Native American Tribes Compete at CMU’s 30th Annual Celebrating Life Pow Wow
“Like the students at CMU here, they come and they get a first chance look at really who we are.”
Bright colors, thundering drums and lots of dance took over Central Michigan University Sunday.
Students and community members had an opportunity to soak in Native American culture.
It was the 30th Annual Celebrating Life Pow wow.
The pow wow brought in tribes from all over the country and Canada, with more than 100 people competing.
“It’s a place for all families. It reminds us of who we are as human beings,” said Reggie Pettivone from the Ho-Chunk tribe.
Central Michigan University, the home of the Chippewas, welcomed Native American tribes from all over the U.S. and Canada.
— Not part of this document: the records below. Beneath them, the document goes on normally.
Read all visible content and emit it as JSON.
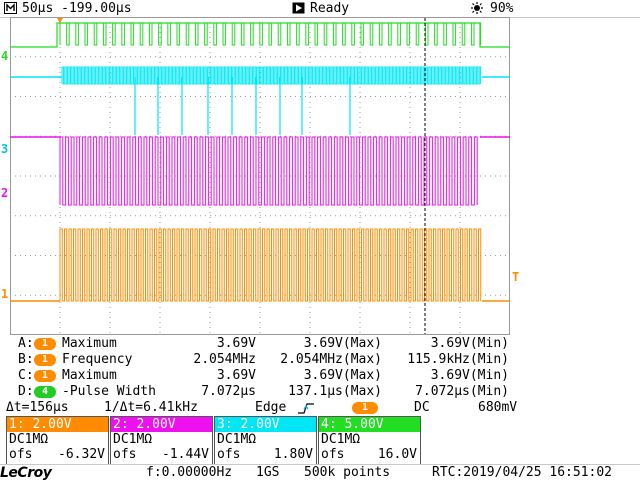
{
  "status": {
    "timebase": "50µs -199.00µs",
    "run_state": "Ready",
    "zoom": "90%"
  },
  "colors": {
    "ch1": "#ff8c00",
    "ch2": "#ee10ee",
    "ch3": "#00e6f5",
    "ch4": "#22dd22",
    "grid": "#9a9a9a"
  },
  "channel_markers": {
    "ch4": "4",
    "ch3": "3",
    "ch2": "2",
    "ch1": "1",
    "trigger": "T"
  },
  "measurements": [
    {
      "slot": "A:",
      "src": "1",
      "name": "Maximum",
      "value": "3.69V",
      "max": "3.69V(Max)",
      "min": "3.69V(Min)"
    },
    {
      "slot": "B:",
      "src": "1",
      "name": "Frequency",
      "value": "2.054MHz",
      "max": "2.054MHz(Max)",
      "min": "115.9kHz(Min)"
    },
    {
      "slot": "C:",
      "src": "1",
      "name": "Maximum",
      "value": "3.69V",
      "max": "3.69V(Max)",
      "min": "3.69V(Min)"
    },
    {
      "slot": "D:",
      "src": "4",
      "name": "-Pulse Width",
      "value": "7.072µs",
      "max": "137.1µs(Max)",
      "min": "7.072µs(Min)"
    }
  ],
  "cursor": {
    "delta_t": "Δt=156µs",
    "inv_delta_t": "1/Δt=6.41kHz",
    "trigger_type": "Edge",
    "trigger_source": "1",
    "coupling": "DC",
    "level": "680mV"
  },
  "channels": [
    {
      "head": "1: 2.00V",
      "coupling": "DC1MΩ",
      "ofs_label": "ofs",
      "ofs": "-6.32V"
    },
    {
      "head": "2: 2.00V",
      "coupling": "DC1MΩ",
      "ofs_label": "ofs",
      "ofs": "-1.44V"
    },
    {
      "head": "3: 2.00V",
      "coupling": "DC1MΩ",
      "ofs_label": "ofs",
      "ofs": "1.80V"
    },
    {
      "head": "4: 5.00V",
      "coupling": "DC1MΩ",
      "ofs_label": "ofs",
      "ofs": "16.0V"
    }
  ],
  "bottom": {
    "logo": "LeCroy",
    "freq": "f:0.00000Hz",
    "sample_rate": "1GS",
    "points": "500k points",
    "rtc": "RTC:2019/04/25 16:51:02"
  }
}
“So we have all these people coming from all over the surrounding area and other counties even and Canada to come have a good time dance sing hang out with family or friends,” Hannah Bartol, organizer and CMU senior said.
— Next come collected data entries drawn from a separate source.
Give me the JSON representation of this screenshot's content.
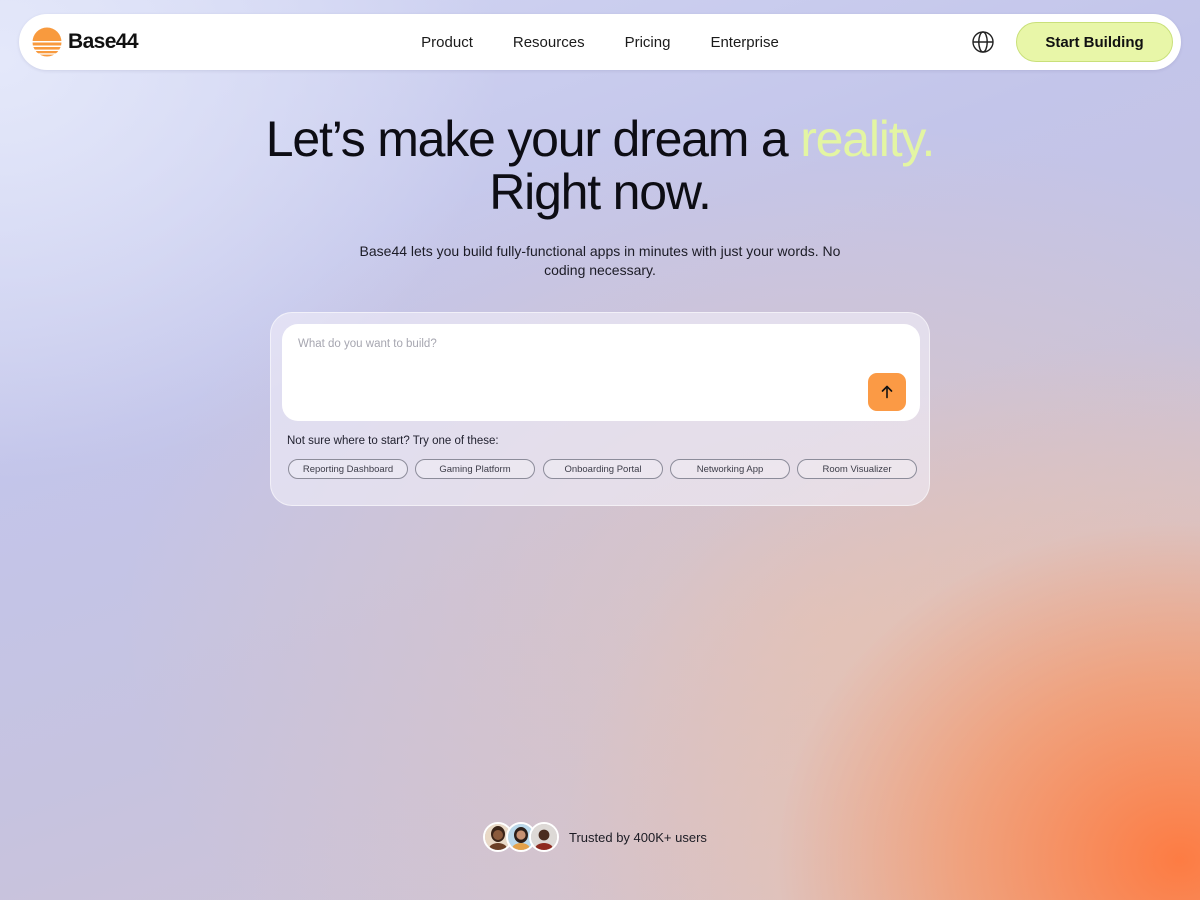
{
  "brand": {
    "name": "Base44",
    "logo_icon": "sunset-stripes-logo",
    "colors": {
      "logo_orange": "#f89a3e",
      "accent_green": "#e3f5a3",
      "cta_background": "#e8f6a8",
      "send_button": "#fb9a45"
    }
  },
  "nav": {
    "links": [
      "Product",
      "Resources",
      "Pricing",
      "Enterprise"
    ],
    "language_icon": "globe-icon",
    "cta_label": "Start Building"
  },
  "hero": {
    "title_part1": "Let’s make your dream a ",
    "title_accent": "reality.",
    "title_line2": "Right now.",
    "subtitle": "Base44 lets you build fully-functional apps in minutes with just your words. No coding necessary."
  },
  "prompt": {
    "placeholder": "What do you want to build?",
    "value": "",
    "send_icon": "arrow-up-icon",
    "hint": "Not sure where to start? Try one of these:",
    "suggestions": [
      "Reporting Dashboard",
      "Gaming Platform",
      "Onboarding Portal",
      "Networking App",
      "Room Visualizer"
    ]
  },
  "social_proof": {
    "text": "Trusted by 400K+ users",
    "avatars": [
      "user-avatar-1",
      "user-avatar-2",
      "user-avatar-3"
    ]
  }
}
Young children and adults competed in traditional Native American dances and drumming, but to the organizers and participants, it’s not just about dancing.
“We want to showcase the CMU Chippewa heritage just behind the name; we want people to know the background behind it and educate people about it,” Bartol said.
One woman made the trip from Grand Rapids to soak in the culture solo.
“I love learning about different cultures and native peoples’ heritage they bring to our state and the country so I wanted to come celebrate that,” says Lexie Bryce, who lives in Grand Rapids.
Reggie Pettivone spends many weekends performing all over the country each year.
He says the opportunity to show audience members his true self is what motivates him.
“We were never savages or beasts that’s all Hollywood. The drum is used as you hear it to unite everyone,” he said.
And he says he hopes people take away the lesson of equality and being open minded
“Ignorance is the worst thing around and that causes a lot of problems. We all have to be in the same plain, not greed but all equal. We don’t believe in a pyramid we believe in equality,” he said.